NASA's Webb Spots Life’s Chemical Ingredients Frozen in a Neighboring Galaxy
Synopsis
NASA’s Webb found complex organic molecules, including acetic acid, frozen around a young star in the Large Magellanic Cloud, showing that life’s chemical ingredients can form in harsh, metal-poor environments similar to those in the early universe.
Astronomers using the James Webb Space Telescope (JWST) have detected complex organic molecules — including acetic acid, the key ingredient in vinegar — frozen around a young star in the Large Magellanic Cloud, a small galaxy near the Milky Way. It’s the first time acetic acid has ever been observed beyond our galaxy.
Detecting Life’s Ingredients in Cosmic Ice
Led by Dr. Marta Sewiło of the University of Maryland and NASA, the team used JWST’s Mid-Infrared Instrument (MIRI) to study a forming star known as ST6. They found five carbon-based compounds — methanol, ethanol, methyl formate, acetaldehyde, and acetic acid — trapped in icy layers around the protostar.
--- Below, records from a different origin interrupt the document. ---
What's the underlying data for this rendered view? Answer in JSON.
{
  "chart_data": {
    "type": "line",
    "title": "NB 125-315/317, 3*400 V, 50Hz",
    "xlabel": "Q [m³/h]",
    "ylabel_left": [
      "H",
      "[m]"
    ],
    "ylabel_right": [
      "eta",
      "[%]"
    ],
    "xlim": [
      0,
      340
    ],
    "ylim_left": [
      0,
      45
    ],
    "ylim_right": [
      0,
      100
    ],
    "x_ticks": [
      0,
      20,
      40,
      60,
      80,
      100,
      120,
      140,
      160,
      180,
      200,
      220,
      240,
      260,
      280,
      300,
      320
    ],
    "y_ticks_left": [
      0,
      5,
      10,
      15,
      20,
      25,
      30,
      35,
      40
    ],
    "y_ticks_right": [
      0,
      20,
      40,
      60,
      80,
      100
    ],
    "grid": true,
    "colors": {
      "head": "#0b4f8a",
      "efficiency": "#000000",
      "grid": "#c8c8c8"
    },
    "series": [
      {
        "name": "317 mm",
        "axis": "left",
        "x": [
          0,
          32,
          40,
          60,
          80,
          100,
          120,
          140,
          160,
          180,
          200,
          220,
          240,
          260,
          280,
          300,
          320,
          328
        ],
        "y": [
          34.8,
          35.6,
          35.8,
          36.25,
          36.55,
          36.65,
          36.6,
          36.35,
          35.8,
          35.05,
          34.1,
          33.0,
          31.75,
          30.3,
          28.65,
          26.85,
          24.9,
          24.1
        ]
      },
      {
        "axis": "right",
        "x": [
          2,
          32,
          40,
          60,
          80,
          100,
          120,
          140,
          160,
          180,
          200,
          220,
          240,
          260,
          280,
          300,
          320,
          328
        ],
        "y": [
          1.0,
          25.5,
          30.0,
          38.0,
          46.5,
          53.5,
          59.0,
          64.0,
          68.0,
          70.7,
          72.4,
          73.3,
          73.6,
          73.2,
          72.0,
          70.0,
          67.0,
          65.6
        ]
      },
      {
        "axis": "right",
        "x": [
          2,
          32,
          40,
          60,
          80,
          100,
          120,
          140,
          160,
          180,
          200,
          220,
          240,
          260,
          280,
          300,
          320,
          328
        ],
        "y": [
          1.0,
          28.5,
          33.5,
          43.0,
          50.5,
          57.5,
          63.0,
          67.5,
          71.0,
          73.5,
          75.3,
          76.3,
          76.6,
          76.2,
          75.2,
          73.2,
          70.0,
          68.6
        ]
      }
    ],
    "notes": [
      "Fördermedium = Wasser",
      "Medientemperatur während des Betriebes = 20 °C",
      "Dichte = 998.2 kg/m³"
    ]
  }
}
Before Webb, methanol was the only complex organic molecule ever confirmed in ice around young stars, even within our Milky Way. The telescope’s incredible sensitivity allowed scientists to detect these faint signatures with unprecedented clarity.
A Harsh Galaxy, a Surprising Chemistry
The discovery’s location makes it even more remarkable. The Large Magellanic Cloud (LMC) has far fewer heavy elements and harsher radiation than the Milky Way — conditions similar to the early universe. Despite that, Webb’s data show life’s chemical precursors can still form and survive there.
“This tells us complex organic chemistry thrives even in primitive environments,” Sewiło said. “It means the seeds of life could have formed much earlier and under more extreme conditions than we imagined.”
Rewriting the Timeline of Life’s Origins
Co-author Will Rocha of Leiden University added that these compounds likely formed in icy layers coating dust grains, later released into gas — a key process for planetary and prebiotic chemistry.
Finding such molecules in a low-metallicity galaxy suggests that life’s building blocks are cosmic and ancient, possibly arising in the universe’s earliest galaxies.
Sewiło’s team plans to observe more protostars in both the Large and Small Magellanic Clouds to see how common these life-linked molecules are. The research, published in The Astrophysical Journal Letters, opens a new era in understanding how and where the chemistry of life begins.